Richard Holloway on Nietzsche and God. I will quote the whole thing(except the poem):
The madman in Nietzsche’s “Thus Spake Zarathustra,” who lit a lantern in the bright morning hours and ran to the market to proclaim the death of God to the scoffing bystanders, realized he had come too early: “My time is not yet. This tremendous event is still on its way. … It has not yet reached the ears of man.” It has reached them now. Its time has come. God is dead.
That may sound like a quixotic claim in a time transfixed by religious controversy, with the devotees of rival gods at each other’s throats, but it is true: God is dead, and we are alone in the world. What Nietzsche and his madman failed to mention is that God has died before. Human history is littered with the tombstones of God. It is said that at the death of Jesus, when the veil of the Temple was rent in twain from the top to the bottom, a cry swept across the ocean, “Great Pan is dead.” Pan, god of grove and pasture, was killed by a god from the desert who commanded his disciples to have no other gods but him. In spite of the latter-day pagans who dance round Stonehenge at the turning of the year, we know that Pan is dead.
But so is the god who destroyed him. He died the death of a thousand cuts inflicted by some of his own followers. Decent people, they could not resist the attractive freedoms of secular society, so they tried to teach their ancient god new tricks. They wanted him to go easy on women, for instance, and to stop beating up gays: a courageous thing to attempt when the old monster had already set down his opinion on those subjects in the Bible.
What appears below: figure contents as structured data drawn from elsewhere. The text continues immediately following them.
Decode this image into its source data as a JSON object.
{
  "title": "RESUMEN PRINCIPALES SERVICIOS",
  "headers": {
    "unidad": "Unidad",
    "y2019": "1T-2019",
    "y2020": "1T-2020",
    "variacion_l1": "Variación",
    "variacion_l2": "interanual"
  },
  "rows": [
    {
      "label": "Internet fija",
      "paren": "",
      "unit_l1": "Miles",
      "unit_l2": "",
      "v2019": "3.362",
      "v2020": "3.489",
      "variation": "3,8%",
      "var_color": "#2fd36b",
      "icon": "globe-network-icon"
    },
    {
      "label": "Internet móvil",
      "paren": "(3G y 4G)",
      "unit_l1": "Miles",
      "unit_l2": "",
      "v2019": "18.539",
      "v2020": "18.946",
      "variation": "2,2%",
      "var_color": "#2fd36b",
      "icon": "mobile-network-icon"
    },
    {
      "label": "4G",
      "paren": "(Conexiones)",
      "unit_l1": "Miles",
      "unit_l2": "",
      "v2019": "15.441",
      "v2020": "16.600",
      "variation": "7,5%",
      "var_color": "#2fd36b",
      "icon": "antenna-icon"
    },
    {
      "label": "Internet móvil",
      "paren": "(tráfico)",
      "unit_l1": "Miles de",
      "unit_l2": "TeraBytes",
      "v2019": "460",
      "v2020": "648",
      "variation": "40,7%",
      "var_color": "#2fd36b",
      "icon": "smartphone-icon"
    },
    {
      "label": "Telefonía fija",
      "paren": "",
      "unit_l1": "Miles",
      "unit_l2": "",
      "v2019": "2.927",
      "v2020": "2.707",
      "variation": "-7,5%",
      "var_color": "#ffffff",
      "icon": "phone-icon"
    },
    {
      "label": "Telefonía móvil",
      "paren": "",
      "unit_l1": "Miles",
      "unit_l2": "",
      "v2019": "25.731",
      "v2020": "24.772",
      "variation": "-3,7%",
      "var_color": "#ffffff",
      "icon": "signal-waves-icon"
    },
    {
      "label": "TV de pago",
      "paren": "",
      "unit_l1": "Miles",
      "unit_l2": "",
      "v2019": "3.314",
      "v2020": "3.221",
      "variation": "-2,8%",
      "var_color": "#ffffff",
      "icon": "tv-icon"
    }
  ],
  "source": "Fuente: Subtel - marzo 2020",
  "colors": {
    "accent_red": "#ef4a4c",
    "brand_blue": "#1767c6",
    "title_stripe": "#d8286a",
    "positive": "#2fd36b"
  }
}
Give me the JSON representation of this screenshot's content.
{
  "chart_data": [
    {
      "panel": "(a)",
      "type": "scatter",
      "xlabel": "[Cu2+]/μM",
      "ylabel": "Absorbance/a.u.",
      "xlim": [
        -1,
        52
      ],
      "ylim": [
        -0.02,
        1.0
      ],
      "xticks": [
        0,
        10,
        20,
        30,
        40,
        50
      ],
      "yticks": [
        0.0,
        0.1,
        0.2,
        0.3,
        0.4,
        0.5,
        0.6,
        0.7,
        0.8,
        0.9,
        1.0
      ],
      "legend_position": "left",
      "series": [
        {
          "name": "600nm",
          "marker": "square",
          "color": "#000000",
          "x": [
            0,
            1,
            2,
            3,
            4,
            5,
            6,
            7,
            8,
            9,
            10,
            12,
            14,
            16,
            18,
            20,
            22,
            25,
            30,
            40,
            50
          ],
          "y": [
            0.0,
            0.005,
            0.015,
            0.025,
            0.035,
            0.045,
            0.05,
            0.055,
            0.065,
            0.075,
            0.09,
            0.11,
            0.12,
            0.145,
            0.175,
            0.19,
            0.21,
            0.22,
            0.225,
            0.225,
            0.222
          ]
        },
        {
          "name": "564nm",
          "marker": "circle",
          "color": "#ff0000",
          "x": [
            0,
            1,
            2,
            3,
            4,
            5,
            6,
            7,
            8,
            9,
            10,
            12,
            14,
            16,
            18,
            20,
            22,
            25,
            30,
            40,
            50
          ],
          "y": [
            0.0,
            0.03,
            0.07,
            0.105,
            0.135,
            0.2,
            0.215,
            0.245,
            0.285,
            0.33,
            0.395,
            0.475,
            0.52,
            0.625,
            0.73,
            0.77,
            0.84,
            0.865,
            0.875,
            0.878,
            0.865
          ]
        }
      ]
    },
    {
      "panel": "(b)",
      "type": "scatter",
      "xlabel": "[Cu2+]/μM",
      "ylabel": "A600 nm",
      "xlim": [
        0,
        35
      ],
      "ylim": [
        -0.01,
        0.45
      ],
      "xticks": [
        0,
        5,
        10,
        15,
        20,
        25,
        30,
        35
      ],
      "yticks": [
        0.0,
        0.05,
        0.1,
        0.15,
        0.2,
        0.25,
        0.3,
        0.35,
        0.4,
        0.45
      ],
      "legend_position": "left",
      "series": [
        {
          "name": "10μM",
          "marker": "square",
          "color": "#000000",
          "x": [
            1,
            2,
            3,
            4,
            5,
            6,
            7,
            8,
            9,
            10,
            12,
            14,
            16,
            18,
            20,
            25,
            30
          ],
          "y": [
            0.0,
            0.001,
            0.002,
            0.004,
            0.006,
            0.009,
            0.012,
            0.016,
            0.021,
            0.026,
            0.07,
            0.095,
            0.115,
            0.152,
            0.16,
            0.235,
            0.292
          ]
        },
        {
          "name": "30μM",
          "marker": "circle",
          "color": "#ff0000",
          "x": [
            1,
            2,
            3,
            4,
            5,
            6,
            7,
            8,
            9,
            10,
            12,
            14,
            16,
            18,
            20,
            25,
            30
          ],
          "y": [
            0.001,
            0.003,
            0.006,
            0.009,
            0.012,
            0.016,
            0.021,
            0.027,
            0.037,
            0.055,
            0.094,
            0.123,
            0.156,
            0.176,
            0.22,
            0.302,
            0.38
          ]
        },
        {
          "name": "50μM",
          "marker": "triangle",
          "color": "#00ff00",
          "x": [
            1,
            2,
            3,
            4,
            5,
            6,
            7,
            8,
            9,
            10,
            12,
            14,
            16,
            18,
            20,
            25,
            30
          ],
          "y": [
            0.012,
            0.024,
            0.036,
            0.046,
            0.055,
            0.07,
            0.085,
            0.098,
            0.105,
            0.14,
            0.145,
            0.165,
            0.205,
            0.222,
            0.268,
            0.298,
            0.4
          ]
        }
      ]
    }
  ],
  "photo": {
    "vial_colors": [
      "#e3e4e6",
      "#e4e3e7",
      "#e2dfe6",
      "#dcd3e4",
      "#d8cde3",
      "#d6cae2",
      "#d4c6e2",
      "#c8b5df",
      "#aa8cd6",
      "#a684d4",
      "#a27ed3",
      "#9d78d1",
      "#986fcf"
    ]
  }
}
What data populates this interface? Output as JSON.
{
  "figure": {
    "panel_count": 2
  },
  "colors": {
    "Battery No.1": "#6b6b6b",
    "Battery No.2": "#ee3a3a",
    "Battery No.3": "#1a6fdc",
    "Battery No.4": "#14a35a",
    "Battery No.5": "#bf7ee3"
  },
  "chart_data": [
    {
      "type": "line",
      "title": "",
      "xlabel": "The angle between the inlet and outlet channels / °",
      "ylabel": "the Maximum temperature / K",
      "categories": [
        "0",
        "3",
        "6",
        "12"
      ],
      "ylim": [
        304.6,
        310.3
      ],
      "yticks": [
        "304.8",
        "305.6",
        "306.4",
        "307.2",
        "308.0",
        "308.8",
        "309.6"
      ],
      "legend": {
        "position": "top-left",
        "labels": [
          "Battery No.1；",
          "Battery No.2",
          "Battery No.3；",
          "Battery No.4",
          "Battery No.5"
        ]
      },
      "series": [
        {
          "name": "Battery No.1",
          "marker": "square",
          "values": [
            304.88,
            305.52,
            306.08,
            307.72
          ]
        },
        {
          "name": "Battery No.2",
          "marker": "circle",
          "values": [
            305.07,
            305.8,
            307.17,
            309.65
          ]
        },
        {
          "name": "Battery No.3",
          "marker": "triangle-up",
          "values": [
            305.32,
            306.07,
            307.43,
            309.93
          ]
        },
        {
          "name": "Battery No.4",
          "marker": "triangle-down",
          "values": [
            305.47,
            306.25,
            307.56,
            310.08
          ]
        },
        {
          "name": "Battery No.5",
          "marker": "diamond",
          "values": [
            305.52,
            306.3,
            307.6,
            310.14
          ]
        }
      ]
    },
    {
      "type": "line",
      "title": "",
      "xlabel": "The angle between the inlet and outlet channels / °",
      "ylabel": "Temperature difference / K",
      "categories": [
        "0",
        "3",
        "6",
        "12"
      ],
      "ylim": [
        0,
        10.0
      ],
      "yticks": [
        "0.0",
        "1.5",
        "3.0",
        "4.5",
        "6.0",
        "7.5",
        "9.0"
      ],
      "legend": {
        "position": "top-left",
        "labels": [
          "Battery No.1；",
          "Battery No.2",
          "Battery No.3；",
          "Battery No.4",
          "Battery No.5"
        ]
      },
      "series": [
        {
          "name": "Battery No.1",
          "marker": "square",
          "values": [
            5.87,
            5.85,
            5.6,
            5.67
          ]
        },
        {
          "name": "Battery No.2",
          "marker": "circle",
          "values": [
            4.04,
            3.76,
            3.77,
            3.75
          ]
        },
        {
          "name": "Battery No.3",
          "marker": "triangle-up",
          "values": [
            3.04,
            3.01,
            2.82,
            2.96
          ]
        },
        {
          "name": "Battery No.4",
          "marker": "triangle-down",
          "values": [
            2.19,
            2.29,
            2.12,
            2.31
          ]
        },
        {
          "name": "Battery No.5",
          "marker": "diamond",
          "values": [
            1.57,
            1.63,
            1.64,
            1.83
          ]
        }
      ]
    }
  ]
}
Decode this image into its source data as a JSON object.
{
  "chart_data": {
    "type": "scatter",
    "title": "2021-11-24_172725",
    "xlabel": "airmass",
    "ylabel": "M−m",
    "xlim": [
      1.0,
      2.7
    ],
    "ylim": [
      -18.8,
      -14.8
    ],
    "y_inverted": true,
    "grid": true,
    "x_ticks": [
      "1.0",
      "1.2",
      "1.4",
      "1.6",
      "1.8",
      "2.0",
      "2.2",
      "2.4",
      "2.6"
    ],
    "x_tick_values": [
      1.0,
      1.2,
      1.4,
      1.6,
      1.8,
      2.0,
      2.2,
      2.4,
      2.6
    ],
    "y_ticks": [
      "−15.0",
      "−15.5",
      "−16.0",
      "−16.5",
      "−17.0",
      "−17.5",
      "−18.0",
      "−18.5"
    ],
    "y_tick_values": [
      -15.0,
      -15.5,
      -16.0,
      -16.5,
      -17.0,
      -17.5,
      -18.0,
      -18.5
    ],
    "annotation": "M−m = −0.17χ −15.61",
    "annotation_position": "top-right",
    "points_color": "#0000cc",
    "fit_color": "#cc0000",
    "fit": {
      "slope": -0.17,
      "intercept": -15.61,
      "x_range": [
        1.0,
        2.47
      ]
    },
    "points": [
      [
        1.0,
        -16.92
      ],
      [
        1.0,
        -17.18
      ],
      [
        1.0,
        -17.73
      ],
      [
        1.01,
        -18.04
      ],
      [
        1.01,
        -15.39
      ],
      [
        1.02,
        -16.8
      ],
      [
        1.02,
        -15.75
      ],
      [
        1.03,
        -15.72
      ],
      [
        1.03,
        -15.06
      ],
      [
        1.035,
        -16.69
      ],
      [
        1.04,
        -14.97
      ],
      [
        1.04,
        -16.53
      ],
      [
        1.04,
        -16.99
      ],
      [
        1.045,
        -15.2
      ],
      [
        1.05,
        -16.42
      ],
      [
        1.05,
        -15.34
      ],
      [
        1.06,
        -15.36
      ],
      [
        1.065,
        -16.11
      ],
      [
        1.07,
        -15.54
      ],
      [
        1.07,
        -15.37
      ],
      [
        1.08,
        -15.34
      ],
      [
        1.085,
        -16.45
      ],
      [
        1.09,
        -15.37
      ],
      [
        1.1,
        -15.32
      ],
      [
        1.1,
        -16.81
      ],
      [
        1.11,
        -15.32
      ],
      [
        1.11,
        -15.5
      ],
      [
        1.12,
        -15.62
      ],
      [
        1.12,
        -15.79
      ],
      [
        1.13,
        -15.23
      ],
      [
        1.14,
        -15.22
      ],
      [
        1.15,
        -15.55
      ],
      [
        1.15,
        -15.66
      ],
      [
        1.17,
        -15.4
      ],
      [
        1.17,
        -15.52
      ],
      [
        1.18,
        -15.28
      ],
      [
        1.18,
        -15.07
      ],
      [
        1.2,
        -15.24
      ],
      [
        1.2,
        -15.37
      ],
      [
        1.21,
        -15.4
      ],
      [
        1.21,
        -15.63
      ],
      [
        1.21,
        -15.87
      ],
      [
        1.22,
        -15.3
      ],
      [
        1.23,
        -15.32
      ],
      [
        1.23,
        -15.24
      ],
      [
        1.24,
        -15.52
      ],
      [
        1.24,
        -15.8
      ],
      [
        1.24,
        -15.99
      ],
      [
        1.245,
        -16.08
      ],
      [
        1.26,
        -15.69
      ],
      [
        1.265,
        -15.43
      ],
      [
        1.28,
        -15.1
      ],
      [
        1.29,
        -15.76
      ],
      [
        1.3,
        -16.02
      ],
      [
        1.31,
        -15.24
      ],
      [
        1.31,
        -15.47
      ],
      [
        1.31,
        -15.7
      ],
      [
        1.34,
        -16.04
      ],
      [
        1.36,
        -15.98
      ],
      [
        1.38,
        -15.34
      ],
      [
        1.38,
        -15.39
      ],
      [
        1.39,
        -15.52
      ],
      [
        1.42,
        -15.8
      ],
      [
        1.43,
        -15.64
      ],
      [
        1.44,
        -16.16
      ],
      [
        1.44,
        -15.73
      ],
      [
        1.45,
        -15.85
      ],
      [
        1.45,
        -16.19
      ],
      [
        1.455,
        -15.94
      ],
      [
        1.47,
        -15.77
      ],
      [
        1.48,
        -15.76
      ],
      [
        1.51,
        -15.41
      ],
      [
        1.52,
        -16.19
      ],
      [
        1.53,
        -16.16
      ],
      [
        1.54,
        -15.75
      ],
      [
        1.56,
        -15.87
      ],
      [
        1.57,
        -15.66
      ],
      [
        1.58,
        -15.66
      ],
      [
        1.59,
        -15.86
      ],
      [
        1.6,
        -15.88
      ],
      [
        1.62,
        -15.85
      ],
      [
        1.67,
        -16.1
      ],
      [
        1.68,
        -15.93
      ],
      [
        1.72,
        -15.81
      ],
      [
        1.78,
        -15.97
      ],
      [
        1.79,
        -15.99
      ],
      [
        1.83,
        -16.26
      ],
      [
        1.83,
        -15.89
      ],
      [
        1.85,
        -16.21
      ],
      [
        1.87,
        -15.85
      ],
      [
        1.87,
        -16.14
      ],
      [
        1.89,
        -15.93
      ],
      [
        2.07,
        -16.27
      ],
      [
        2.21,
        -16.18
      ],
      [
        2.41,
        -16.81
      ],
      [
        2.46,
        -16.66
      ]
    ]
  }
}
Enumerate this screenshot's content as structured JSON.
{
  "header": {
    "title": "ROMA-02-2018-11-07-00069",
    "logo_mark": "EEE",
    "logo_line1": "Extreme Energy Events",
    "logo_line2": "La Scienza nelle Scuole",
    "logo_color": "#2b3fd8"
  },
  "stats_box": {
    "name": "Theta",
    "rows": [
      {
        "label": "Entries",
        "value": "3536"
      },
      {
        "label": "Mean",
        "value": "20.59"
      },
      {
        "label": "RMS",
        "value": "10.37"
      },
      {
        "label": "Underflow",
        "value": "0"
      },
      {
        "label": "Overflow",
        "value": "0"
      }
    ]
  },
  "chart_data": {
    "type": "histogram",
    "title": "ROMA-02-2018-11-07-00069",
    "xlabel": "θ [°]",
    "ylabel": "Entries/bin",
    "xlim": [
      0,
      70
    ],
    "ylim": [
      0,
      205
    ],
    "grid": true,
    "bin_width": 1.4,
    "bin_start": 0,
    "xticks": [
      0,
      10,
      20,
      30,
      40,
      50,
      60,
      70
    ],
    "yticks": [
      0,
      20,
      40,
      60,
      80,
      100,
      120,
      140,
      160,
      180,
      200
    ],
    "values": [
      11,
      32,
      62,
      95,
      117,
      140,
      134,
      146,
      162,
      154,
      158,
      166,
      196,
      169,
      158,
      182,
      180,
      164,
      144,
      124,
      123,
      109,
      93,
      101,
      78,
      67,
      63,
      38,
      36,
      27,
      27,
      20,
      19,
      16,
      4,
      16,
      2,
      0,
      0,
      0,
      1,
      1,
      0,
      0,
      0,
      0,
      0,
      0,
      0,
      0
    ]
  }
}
The attempt to liberalize Christianity was honorable, but when you subject a religion to meticulous historical and scientific analysis you expose all its violent absurdities and doom it in the eyes of the very people to whom you are trying to commend it. This is why the most humane and tolerant species of religion on earth today, Liberal Protestantism, is also the most endangered.
The Pope, a fervent champion of the old god, understands this, which is why he resists any attempt to adapt Roman Catholicism to the emancipatory values of secular democracy. The popes of Evangelical Protestantism understand this, which is why they crow with delight at the death of Liberal Christianity and gloat over their capture of the citadel of American democracy.
What neither group realizes is that they are themselves dancing on the grave of God. The fact that humans are at war over religion is evidence that there no longer is a single, absolute and universally compelling meaning to life. There no longer is a unifying authority to which humanity can submit or against which it can rebel. In other words: God is dead.
Even the confident religions know this. When their god was overwhelmingly alive he did not permit them to mingle with the followers of other gods: Now they come together to increase the volume of their protests against the noisy indifference of the scoffers in the market place. But the god of the marketplace is also dead. Secular confidence in the ability of atheistic rationality to deliver the good society has been undermined by an invasion of the angry ghosts of dead religion and by the ugly excesses of materialist consumerism.
So what are we to do, those of us who know that God is dead? The first thing we should do is celebrate the fact that we have been delivered from idols, and are now on our own. And we must resist the temptation to cure our anxiety by manufacturing new idols to serve. We should learn from our history that idols created to console us always turn out to be jealous gods who take us to war against their rivals. In spite of our ancient and dangerous longing for them, we should accept that there are no absolutes.
The only thing we can be certain of is that there is no certainty – including that one. Committed to being uncommitted, we should relish the irony of our position. Knowing what we know, we should stand closer to outsiders than insiders, remembering how the gods love to divide: So we should make alliances with poets and protesters, rarely with priests and politicians. We should not expect to win many battles against the world’s tyrannous addiction to idols, but nor should we ever allow ourselves to be defeated by it.